= Robert Scott (engraver) =

Scottish engraver (1777–1841)

Robert Scott (13 November 1777 – 1841) was a Scottish engraver.

==Life==
The son of Grizell and Robert Scott, he was born on 13 November 1777 at Lanark, where his father was a skinner. He attended the grammar school at Musselburgh, and at the age of ten was articled to Andrew Robertson, an engraver at Edinburgh; there he also worked in the Trustees' Academy. Among his pupils were John Burnet, John Horsburgh, and James Stewart. He died early in 1841 in Edinburgh.

==Works==
Scott first became known for some plates in James Anderson of Hermiston's The Bee for 1793 and 1794, and a set of Views of Seats and Scenery chiefly in the Environs of Edinburgh, from drawings by Alexander Carse and Andrew Wilson, published in 1795 and 1796. He made the most of his abilities, and was known in his day for his small book illustrations; he carried on a manufactory in Parliament Stairs, Edinburgh, employing many assistants.
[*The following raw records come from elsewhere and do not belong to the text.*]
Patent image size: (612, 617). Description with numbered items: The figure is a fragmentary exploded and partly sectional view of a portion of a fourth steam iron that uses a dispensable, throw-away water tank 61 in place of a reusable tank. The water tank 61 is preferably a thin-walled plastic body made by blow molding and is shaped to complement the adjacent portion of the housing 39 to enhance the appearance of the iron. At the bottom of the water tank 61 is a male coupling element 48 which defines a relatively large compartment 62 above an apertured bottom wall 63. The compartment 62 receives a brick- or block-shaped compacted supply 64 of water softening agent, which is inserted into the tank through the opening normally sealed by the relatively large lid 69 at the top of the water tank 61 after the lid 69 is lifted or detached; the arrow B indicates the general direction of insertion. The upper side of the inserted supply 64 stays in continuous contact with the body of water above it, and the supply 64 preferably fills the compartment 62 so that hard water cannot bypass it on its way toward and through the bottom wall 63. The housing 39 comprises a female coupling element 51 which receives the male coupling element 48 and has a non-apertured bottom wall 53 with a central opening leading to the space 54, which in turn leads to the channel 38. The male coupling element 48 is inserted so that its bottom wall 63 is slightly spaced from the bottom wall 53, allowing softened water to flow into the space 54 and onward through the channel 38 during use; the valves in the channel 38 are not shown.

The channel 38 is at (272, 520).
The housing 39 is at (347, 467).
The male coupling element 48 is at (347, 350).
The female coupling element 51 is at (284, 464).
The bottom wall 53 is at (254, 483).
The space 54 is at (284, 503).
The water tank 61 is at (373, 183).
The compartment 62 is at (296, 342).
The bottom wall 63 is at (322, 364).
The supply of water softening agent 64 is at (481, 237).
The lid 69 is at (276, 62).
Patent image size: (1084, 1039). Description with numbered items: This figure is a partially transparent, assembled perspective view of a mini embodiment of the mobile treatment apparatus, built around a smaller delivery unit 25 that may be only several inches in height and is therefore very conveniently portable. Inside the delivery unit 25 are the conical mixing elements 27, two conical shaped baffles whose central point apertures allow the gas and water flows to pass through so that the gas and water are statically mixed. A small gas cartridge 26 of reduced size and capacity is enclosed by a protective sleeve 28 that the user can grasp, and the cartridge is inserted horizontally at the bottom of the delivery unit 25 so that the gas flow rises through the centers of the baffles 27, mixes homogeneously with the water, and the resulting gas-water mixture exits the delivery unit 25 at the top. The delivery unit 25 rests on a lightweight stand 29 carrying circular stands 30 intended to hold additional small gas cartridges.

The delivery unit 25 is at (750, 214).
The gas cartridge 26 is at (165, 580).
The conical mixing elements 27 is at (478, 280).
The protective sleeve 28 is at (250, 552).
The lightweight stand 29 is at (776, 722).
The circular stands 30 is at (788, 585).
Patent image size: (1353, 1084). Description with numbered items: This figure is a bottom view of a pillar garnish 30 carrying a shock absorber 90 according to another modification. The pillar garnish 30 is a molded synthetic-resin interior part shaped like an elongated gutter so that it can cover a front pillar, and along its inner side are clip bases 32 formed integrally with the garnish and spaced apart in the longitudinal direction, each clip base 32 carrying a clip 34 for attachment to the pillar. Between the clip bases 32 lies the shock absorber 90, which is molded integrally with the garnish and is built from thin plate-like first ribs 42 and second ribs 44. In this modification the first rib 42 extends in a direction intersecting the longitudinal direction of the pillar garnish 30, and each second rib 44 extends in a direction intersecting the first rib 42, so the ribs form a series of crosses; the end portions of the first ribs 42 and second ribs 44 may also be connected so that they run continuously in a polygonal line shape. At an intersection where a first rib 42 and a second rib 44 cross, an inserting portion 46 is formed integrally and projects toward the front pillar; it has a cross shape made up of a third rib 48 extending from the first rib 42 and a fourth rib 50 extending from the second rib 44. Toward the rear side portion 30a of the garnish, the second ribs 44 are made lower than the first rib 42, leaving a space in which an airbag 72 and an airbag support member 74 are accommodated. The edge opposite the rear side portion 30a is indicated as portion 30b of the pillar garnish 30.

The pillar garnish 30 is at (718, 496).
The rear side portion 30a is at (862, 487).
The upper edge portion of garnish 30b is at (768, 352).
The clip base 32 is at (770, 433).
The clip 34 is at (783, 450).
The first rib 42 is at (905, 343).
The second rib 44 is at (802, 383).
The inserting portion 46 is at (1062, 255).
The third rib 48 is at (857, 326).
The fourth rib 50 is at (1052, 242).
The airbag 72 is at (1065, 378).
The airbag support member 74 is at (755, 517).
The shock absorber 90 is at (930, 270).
Scott's most significant work was in landscape. He engraved the illustrations to George Barry's History of the Orkney Islands, 1805, and to Scenery of Allan Ramsay's Gentle Shepherd, 1808; he contributed plates for many years to the Scots Magazine, and put in the landscape backgrounds of some of those for John Bell's Poets of Great Britain.

He was employed by Henry Mozley, publisher at Gainsborough (the father of Thomas Mozley and James Bowling Mozley), for whose edition of James Thomson's The Seasons (1804), he engraved four plates after John Burnet. Scott's last work was a set of 20 views of ‘Scenery of Edinburgh and Midlothian,’ 1838, from drawings by his son, William Bell Scott.

By his final years he had obtained a prestigious studio at 65 Princes Street and was living at 15 Lauriston Street in the Tollcross area of Edinburgh. Both buildings are now demolished.

==Family==
On 29 March 1800 Scott married Ross Bell, the daughter of Robert Bell, a Musselburgh mason. Together they had two sons, David Scott and William Bell Scott, who both became artists.